Wednesday 4 February 2009

Whose liberty?


Photo: Peter Jordan, PA

The House of Lords recently held that a woman who took part in the May Day protests of 2001, and who was one of several thousand people whom the police confined in Oxford Circus for up to seven hours, was not deprived of liberty. (Austin v Metropolitan Police Commissioner [2009] UKHL 5) The woman lost her case because their Lordships decided that the reason the police did what they did was relevant, and because they accepted that what the police did was proportionate and done in good faith.

Giving the lead judgment, Lord Hope cited a number of cases brought under the European Convention on Human Rights (ECHR), which, he said, established that in deciding whether there is a deprivation of liberty, “Account must be taken of […] the context in which the restriction of liberty occurs” and, therefore, of the purpose of the measures used. (Paragraph 21) Here, the purpose – crowd control – was a permissible one and “in the interests of the community”, so that Article 5 of the ECHR, which enshrines the right to liberty, wasn’t even engaged. This conclusion is likely to be deeply contentious, not least because the authorities do not mention ‘purpose’ at all; rather, they focus on the “type, duration, effects and manner of implementation of the measure in question”. (See, for example: Engel v The Netherlands (1979-80) 1 EHRR 647; Guzzardi v Italy (1981) 3 EHRR 333) These are plainly not the same things.
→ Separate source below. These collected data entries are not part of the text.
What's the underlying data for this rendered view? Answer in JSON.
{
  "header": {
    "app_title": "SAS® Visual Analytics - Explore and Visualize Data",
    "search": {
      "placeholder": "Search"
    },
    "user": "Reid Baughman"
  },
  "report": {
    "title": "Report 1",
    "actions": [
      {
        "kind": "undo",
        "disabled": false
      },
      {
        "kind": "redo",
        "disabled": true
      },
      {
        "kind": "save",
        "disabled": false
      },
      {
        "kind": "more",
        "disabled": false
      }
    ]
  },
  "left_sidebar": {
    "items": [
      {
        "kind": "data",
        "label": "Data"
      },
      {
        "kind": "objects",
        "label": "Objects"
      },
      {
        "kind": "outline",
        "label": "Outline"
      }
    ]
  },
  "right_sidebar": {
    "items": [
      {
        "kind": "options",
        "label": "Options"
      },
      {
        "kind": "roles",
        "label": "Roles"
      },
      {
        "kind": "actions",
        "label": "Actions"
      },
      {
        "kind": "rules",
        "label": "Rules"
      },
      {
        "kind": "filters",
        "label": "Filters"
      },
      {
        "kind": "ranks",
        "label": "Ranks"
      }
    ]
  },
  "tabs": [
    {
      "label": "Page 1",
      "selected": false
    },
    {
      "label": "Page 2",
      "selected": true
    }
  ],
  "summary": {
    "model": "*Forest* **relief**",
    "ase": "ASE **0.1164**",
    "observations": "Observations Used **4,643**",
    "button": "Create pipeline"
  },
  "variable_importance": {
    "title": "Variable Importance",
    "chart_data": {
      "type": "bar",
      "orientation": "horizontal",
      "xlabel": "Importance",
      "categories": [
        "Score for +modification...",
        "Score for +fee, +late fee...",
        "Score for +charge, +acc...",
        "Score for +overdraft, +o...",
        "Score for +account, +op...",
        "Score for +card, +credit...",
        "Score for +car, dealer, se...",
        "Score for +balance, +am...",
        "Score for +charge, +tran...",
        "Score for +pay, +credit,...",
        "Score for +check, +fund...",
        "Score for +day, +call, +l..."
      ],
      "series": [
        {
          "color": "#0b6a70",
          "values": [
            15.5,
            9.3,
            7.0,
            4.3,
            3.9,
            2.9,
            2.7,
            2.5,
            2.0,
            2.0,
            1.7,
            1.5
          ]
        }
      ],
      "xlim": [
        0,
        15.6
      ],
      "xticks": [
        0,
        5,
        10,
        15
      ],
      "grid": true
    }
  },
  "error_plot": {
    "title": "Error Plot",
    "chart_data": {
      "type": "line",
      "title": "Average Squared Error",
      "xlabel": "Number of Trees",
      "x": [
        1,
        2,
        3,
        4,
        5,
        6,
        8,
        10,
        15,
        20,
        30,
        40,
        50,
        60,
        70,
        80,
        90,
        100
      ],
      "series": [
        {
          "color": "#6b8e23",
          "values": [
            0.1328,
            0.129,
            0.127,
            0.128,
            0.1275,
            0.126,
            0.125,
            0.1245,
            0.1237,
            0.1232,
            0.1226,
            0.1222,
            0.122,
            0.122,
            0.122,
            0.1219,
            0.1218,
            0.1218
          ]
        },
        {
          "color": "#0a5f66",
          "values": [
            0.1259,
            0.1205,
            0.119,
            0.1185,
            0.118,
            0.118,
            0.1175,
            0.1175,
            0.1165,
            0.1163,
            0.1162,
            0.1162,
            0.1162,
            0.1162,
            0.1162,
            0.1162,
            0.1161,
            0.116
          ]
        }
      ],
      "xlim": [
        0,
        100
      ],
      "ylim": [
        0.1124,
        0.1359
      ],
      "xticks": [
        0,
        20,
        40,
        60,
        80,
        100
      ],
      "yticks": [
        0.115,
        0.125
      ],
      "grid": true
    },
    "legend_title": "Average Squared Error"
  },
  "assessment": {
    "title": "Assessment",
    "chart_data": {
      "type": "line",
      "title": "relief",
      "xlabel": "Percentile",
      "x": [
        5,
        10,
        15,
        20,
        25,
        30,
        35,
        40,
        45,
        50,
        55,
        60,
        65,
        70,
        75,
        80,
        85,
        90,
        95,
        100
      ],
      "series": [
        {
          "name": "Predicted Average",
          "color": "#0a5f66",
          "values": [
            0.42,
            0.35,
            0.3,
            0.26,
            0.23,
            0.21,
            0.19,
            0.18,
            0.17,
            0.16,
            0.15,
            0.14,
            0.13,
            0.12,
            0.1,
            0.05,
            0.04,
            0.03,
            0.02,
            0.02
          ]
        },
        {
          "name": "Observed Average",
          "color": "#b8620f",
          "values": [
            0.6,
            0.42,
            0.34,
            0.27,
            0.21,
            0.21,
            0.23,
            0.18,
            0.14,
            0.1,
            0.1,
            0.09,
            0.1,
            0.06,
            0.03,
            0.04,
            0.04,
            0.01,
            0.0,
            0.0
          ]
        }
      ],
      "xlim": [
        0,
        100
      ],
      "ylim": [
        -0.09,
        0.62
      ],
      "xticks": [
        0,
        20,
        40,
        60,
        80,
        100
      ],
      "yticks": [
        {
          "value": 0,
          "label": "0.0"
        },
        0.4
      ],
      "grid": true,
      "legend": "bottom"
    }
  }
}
Lord Hope’s conclusion would appear to owe a great deal to the controversial European Court of Human Rights (ECtHR) decision in HM v Switzerland (2004) 38 EHRR 17. (See: David Hewitt, Whatever Happened to Winterwerp? Solicitors Journal, 10 May 2002, p 436) It did not find favour with Lord Walker, who argued that purpose was irrelevant to the question whether confinement amounted to a deprivation of liberty: “If confinement amounting to deprivation of liberty and personal security is established, good intentions cannot make up for any deficiencies in justification of the confinement”. (Paragraph 44) This, though, was a minority view. The other three members of the Appellate Committee fell in behind Lord Hope and, as she had been in the Court of Appeal - and also, though for slightly different reasons, at first instance - the claimant was unsuccessful.

The possibility that what would otherwise be deprivation of liberty will be prevented from being so by mere good intentions might surprise, and possibly infuriate, the government. Though it could easily have done so, the ECtHR did not reach this conclusion in the ‘Bournewood’ case. There, the Court found that Article 5 was engaged – and had been breached – where Mr L, a man with autism, had been confined to a mental health hospital for three months and prevented from seeing his carers. The Court said this, and not much more, amounted to an assumption of “effective, unqualified control” over the man. (HL v United Kingdom (2004) 40 EHRR 761) Lord Hope did not refer to this aspect of the case.

Because of Bournewood, the government has introduced the Deprivation of Liberty Safeguards (DoLS), which from 1 April 2009 will allow incapable people to be deprived of liberty if certain forms of protection are in place.

It was accepted that the measures used upon Mr L had been in his best interests. If, as the House of Lords has just done, the ECtHR had allowed that fact to prevent Article 5 being engaged, the government would neither have lost the Bournewood case nor been forced to introduce the DoLS. As it is, the DoLS will be relevant where an incapable person is deprived of liberty in his own best interests. Yet if strict observation of best interests will prevent there being a deprivation of liberty, there will be no patient to whom the DoLS apply. Could it be that even before they have come into force, the DoLS are otiose?

And the implications of their Lordships decision go further. If, no matter how constraining they might be, measures taken in the best interests of a patient will never engage Article 5, what is to become of people with mental disorder who are detained under the Mental Health Act? How are they to be protected against unlawful compulsion and what are we to make of the dozens of cases such people have brought, and sometimes won, claiming an impermissible breach of the right to liberty? This baleful question first arose after HM v Switzerland was decided in Strasbourg. It seems it must now be asked again, only this time, much closer to home.